売上高は高吸水性樹脂事業からの撤退や安価な中国製品との競争激化の影響などにより1,278億5千9百万円(前期比10.1%減)となりました。利益面では、半導体分野の好調に加え、上記事業撤退による収益性改善やサプライチェーン全体の効率化などにより営業利益は100億7百万円(前期比18.6%増)、経常利益は122億5千6百万円(前期比26.7%増)となりました。また、親会社株主に帰属する当期純利益は当社の連結子会社であったSDPグローバル株式会社の吸収合併に伴い、同社より引き継いだ税務上の繰越欠損金及び将来減算一時差異等について、繰延税金資産の回収可能性を慎重に検討した結果、法人税等及び法人税等調整額を含む税金費用(益)を計上したことなどにより156億3千7百万円(前期比276.6%増)となり、ROEは10.6%(前期比7.6ポイント増)になりました。
今後の見通しにつきましては、わが国経済は内需主導で緩やかな回復基調が継続すると見込まれます。一方、世界的には米国の関税政策の動向やロシア・ウクライナ情勢の長期化、中東地域を巡る地政学リスク等による先行き不透明な状況が続くと予想されます。また、事業環境としても上記状況の他、中国における汎用石油化学品の過剰生産による競争激化に加え、原料価格動向や為替動向など予断を許さない状況が続くと想定されます。

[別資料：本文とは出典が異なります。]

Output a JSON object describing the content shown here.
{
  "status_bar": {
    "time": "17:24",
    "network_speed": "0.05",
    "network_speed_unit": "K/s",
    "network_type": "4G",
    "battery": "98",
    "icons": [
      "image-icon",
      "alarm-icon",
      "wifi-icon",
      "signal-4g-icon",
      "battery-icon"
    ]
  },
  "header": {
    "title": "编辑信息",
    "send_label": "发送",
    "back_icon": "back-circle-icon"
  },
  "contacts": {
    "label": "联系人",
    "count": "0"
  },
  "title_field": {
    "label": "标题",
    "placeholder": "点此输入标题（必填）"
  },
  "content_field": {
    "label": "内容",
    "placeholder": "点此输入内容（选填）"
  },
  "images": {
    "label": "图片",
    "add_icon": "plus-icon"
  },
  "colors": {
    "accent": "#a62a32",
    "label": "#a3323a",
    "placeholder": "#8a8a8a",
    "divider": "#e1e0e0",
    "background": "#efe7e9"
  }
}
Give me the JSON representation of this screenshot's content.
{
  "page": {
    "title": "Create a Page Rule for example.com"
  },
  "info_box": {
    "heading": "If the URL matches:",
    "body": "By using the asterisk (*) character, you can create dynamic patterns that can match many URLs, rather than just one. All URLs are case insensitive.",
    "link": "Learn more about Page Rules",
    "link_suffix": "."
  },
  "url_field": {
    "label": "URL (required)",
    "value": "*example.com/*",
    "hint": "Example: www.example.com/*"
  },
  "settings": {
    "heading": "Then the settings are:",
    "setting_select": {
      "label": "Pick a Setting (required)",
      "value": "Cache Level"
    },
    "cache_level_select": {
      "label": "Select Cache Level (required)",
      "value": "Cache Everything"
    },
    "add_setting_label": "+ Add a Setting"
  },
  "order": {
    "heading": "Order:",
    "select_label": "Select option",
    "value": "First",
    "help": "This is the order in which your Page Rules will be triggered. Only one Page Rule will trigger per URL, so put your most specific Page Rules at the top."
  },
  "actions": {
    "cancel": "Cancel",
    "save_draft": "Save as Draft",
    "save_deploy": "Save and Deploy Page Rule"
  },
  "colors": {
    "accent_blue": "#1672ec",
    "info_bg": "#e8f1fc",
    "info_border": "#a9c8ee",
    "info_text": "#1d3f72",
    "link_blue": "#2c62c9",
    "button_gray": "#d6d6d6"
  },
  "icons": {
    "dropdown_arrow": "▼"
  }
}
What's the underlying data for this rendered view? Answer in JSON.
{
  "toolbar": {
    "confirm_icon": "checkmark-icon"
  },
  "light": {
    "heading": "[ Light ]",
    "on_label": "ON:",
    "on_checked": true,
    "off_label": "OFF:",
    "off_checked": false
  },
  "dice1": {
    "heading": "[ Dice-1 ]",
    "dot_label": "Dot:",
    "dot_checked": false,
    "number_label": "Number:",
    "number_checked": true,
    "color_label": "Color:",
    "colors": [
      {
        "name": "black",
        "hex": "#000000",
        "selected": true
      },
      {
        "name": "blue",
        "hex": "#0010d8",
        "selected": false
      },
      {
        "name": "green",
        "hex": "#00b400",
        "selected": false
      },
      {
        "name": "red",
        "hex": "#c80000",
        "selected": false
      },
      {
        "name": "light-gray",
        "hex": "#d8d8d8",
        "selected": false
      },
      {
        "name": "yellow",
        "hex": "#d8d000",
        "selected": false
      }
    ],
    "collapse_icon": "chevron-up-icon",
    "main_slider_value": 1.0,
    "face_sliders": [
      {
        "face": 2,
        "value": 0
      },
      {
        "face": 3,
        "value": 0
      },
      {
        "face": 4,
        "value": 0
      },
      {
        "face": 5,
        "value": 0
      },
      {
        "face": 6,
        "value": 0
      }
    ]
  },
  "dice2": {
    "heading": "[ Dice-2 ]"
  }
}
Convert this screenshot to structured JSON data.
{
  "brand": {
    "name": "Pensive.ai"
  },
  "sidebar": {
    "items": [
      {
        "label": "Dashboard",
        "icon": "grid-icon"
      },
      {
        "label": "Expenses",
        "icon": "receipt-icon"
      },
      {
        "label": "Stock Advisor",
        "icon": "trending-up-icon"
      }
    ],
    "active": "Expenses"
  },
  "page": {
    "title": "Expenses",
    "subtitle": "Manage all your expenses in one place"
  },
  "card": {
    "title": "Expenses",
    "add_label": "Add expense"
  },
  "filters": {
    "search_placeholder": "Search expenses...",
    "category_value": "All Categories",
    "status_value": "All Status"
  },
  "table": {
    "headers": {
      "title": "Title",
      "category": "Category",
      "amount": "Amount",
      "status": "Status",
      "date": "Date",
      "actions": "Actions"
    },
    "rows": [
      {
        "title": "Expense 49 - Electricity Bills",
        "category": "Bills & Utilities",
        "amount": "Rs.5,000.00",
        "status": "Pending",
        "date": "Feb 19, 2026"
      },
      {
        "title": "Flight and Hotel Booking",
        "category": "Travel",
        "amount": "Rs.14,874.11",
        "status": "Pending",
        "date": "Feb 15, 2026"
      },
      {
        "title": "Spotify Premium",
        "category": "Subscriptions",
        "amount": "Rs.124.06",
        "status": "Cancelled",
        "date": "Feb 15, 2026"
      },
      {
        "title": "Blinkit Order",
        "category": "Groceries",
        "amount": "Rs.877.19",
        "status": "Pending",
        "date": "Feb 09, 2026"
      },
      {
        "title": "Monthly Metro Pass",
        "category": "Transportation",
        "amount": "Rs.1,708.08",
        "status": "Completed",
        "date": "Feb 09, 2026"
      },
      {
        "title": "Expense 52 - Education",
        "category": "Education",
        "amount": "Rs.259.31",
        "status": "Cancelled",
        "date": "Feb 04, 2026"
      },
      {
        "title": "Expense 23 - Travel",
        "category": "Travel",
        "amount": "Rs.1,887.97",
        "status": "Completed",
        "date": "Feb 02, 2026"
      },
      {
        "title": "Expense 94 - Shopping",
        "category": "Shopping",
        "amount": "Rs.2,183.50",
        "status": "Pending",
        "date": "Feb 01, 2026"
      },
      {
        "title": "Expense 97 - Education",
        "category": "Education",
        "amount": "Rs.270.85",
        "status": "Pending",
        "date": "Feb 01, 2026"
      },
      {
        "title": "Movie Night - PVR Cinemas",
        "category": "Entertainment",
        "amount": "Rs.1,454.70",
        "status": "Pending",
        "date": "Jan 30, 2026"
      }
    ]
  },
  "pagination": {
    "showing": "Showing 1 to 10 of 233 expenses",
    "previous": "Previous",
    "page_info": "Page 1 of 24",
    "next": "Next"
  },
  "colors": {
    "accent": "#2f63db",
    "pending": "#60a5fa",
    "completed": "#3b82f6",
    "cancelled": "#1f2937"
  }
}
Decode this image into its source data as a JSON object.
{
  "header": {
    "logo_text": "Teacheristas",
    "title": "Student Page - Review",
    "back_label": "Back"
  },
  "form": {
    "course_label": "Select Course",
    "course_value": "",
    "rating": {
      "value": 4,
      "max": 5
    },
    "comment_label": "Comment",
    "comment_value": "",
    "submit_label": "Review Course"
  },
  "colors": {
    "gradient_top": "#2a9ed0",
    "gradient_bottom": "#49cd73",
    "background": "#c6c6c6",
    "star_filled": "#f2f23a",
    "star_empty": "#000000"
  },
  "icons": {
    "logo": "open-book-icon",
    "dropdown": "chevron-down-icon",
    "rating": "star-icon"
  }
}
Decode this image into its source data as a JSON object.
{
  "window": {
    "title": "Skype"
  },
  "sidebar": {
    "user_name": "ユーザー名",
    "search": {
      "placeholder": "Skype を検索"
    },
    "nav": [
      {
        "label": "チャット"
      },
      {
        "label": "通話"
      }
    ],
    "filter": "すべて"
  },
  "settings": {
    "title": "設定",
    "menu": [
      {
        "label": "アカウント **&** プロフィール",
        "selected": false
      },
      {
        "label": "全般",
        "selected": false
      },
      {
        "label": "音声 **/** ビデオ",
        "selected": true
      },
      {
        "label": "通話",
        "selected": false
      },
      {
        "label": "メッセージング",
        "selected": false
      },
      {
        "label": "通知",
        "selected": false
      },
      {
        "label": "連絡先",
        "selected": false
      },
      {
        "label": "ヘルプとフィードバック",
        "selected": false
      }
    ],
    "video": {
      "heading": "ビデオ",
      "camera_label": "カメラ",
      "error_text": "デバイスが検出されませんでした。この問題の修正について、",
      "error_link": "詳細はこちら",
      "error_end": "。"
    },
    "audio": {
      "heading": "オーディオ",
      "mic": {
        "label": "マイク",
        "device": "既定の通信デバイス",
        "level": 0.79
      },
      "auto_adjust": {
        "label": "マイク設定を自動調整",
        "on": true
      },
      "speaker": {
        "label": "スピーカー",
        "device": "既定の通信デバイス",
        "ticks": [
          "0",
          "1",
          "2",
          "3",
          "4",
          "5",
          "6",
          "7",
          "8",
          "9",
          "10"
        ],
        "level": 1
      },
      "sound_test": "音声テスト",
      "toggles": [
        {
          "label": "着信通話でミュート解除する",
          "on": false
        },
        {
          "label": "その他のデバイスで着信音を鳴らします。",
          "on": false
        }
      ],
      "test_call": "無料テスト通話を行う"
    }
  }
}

このような環境の中、翌連結会計年度の連結業績見通しにつきましては、中東情勢の緊迫化により原料調達や販売数量等への影響が発生する可能性がありますが、現段階では状況が流動的であり、合理的な影響を把握することは困難であるため、業績見通しには織り込んでいません。一方、売上高は、原材料価格上昇分の価格転嫁などを織り込むことで1,500億円(前期比17.3%増)となる見込みです。また、営業利益は、構造改革や高付加価値製品の拡販による増益効果が見込まれるものの、成長事業への先行投資に伴う費用増等もあり、前期並みの100億円(前期比0.1%減)を見込んでおります。経常利益は、為替差益の減少などにより115億円(前期比6.2%減)、親会社株主に帰属する当期純利益は、税金費用減少の影響がなくなることなどにより90億円(前期比42.4%減)を予想しております。
⑤重要な会計上の見積り及び当該見積りに用いた仮定
当社グループの連結財務諸表及び財務諸表は、我が国において一般に公正妥当と認められる企業会計の基準に準拠して作成しております。その作成には、過去の実績や状況に応じて合理的と考えられる様々な要因に基づき、見積り及び判断を行っております。当社が採用しております会計方針の内、重要となる事項につきましては、「第5 経理の状況 1 連結財務諸表等 (1)連結財務諸表 注記事項(重要な会計上の見積り)」に記載しておりますのでご参照ください。